Doch jetzt tragen die Verunsicherung breiter Teile der Bevölkerung durch die Aushöhlung des Sozialstaats und die Ausweitung prekärer Verhältnisse zu diesem Aufstieg bei, aber auch die „sehr geschickten Kommunikationsstrategien“ der Rechten und die Enttabuisierung ihrer Positionen. Im Zug der sogenannten Flüchtlingskrise wurden die diffuse Scheu der Bevölkerung dann rassistisch aufgeladen und die Zugewanderten zu Sündenböcken gemacht.
Ein neues Gefühl der Solidarität
Es reiche nicht, die AfD nur moralisch zu kritisieren. Man müsse auch argumentativ auf ihr Wahlprogramm eingehen: Das war auch ein Ergebnis des Workshops Aktion. Dort gab es „unglaublich viele Ideen“, wurde anschließend im Plenum berichtet, aber zu wenig Leute, die sie umsetzen.

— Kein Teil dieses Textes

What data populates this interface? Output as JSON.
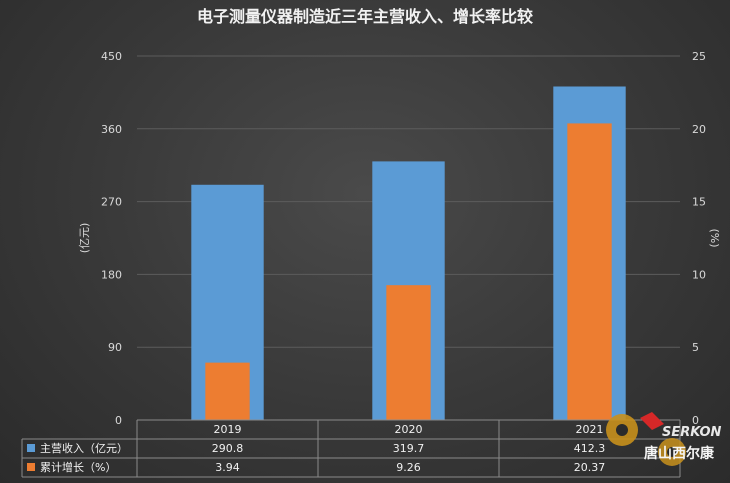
{
  "chart_data": {
    "type": "bar",
    "title": "电子测量仪器制造近三年主营收入、增长率比较",
    "categories": [
      "2019",
      "2020",
      "2021"
    ],
    "series": [
      {
        "name": "主营收入（亿元）",
        "values": [
          290.8,
          319.7,
          412.3
        ],
        "value_labels": [
          "290.8",
          "319.7",
          "412.3"
        ],
        "axis": "left",
        "color": "#5b9bd5"
      },
      {
        "name": "累计增长（%）",
        "values": [
          3.94,
          9.26,
          20.37
        ],
        "value_labels": [
          "3.94",
          "9.26",
          "20.37"
        ],
        "axis": "right",
        "color": "#ed7d31"
      }
    ],
    "ylabel": "(亿元)",
    "y2label": "(%)",
    "ylim": [
      0,
      450
    ],
    "y2lim": [
      0,
      25
    ],
    "yticks": [
      "0",
      "90",
      "180",
      "270",
      "360",
      "450"
    ],
    "y2ticks": [
      "0",
      "5",
      "10",
      "15",
      "20",
      "25"
    ],
    "grid": true,
    "legend": "data-table-bottom"
  },
  "watermark": {
    "brand": "SERKON",
    "text": "唐山西尔康"
  }
}
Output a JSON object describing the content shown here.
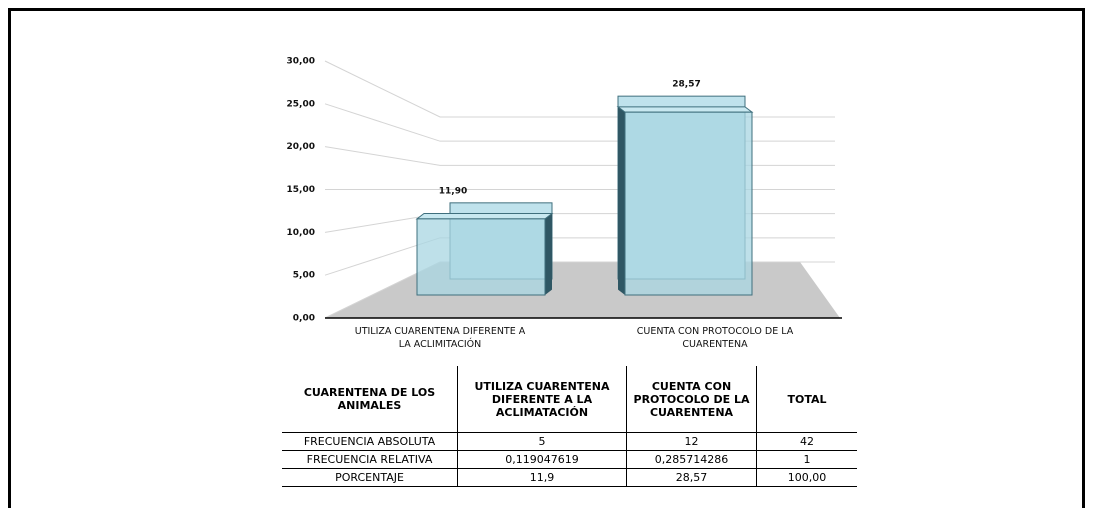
{
  "chart_data": {
    "type": "bar3d",
    "categories": [
      "UTILIZA CUARENTENA DIFERENTE A LA ACLIMITACIÓN",
      "CUENTA CON PROTOCOLO DE LA CUARENTENA"
    ],
    "values": [
      11.9,
      28.57
    ],
    "value_labels": [
      "11,90",
      "28,57"
    ],
    "color": "#a8d5e2",
    "ylim": [
      0,
      30
    ],
    "yticks": [
      {
        "value": 0,
        "label": "0,00"
      },
      {
        "value": 5,
        "label": "5,00"
      },
      {
        "value": 10,
        "label": "10,00"
      },
      {
        "value": 15,
        "label": "15,00"
      },
      {
        "value": 20,
        "label": "20,00"
      },
      {
        "value": 25,
        "label": "25,00"
      },
      {
        "value": 30,
        "label": "30,00"
      }
    ],
    "grid": true
  },
  "table": {
    "header": [
      "CUARENTENA DE LOS ANIMALES",
      "UTILIZA CUARENTENA DIFERENTE A LA ACLIMATACIÓN",
      "CUENTA CON PROTOCOLO DE LA CUARENTENA",
      "TOTAL"
    ],
    "rows": [
      [
        "FRECUENCIA ABSOLUTA",
        "5",
        "12",
        "42"
      ],
      [
        "FRECUENCIA RELATIVA",
        "0,119047619",
        "0,285714286",
        "1"
      ],
      [
        "PORCENTAJE",
        "11,9",
        "28,57",
        "100,00"
      ]
    ]
  }
}
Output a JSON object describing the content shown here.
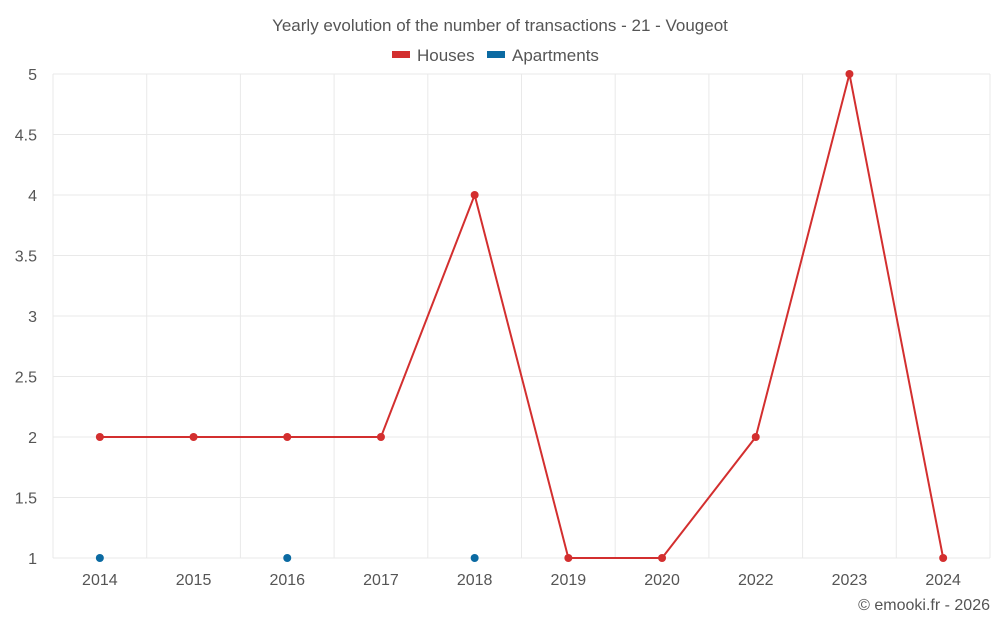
{
  "chart_data": {
    "type": "line",
    "title": "Yearly evolution of the number of transactions - 21 - Vougeot",
    "categories": [
      "2014",
      "2015",
      "2016",
      "2017",
      "2018",
      "2019",
      "2020",
      "2022",
      "2023",
      "2024"
    ],
    "ylim": [
      1,
      5
    ],
    "yticks": [
      "1",
      "1.5",
      "2",
      "2.5",
      "3",
      "3.5",
      "4",
      "4.5",
      "5"
    ],
    "grid": true,
    "legend_position": "top-center",
    "series": [
      {
        "name": "Houses",
        "color": "#d32f2f",
        "values": [
          2,
          2,
          2,
          2,
          4,
          1,
          1,
          2,
          5,
          1
        ]
      },
      {
        "name": "Apartments",
        "color": "#0b6aa2",
        "values": [
          1,
          null,
          1,
          null,
          1,
          null,
          null,
          null,
          null,
          null
        ]
      }
    ],
    "xlabel": "",
    "ylabel": ""
  },
  "credit": "© emooki.fr - 2026"
}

Um vor Ort, aber auch in den Medien, in Schulen und Kultur wieder in die Offensive zu kommen, brauche man „ein Gefühl der Solidarität“. Es gibt bereits Bündnisse, Zusammenschlüsse, Parteien und Netzwerke gegen Rechts, so das Ergebnis des Workshops Vernetzung. Sie wollen sich nun stärker austauschen und enger zusammenarbeiten.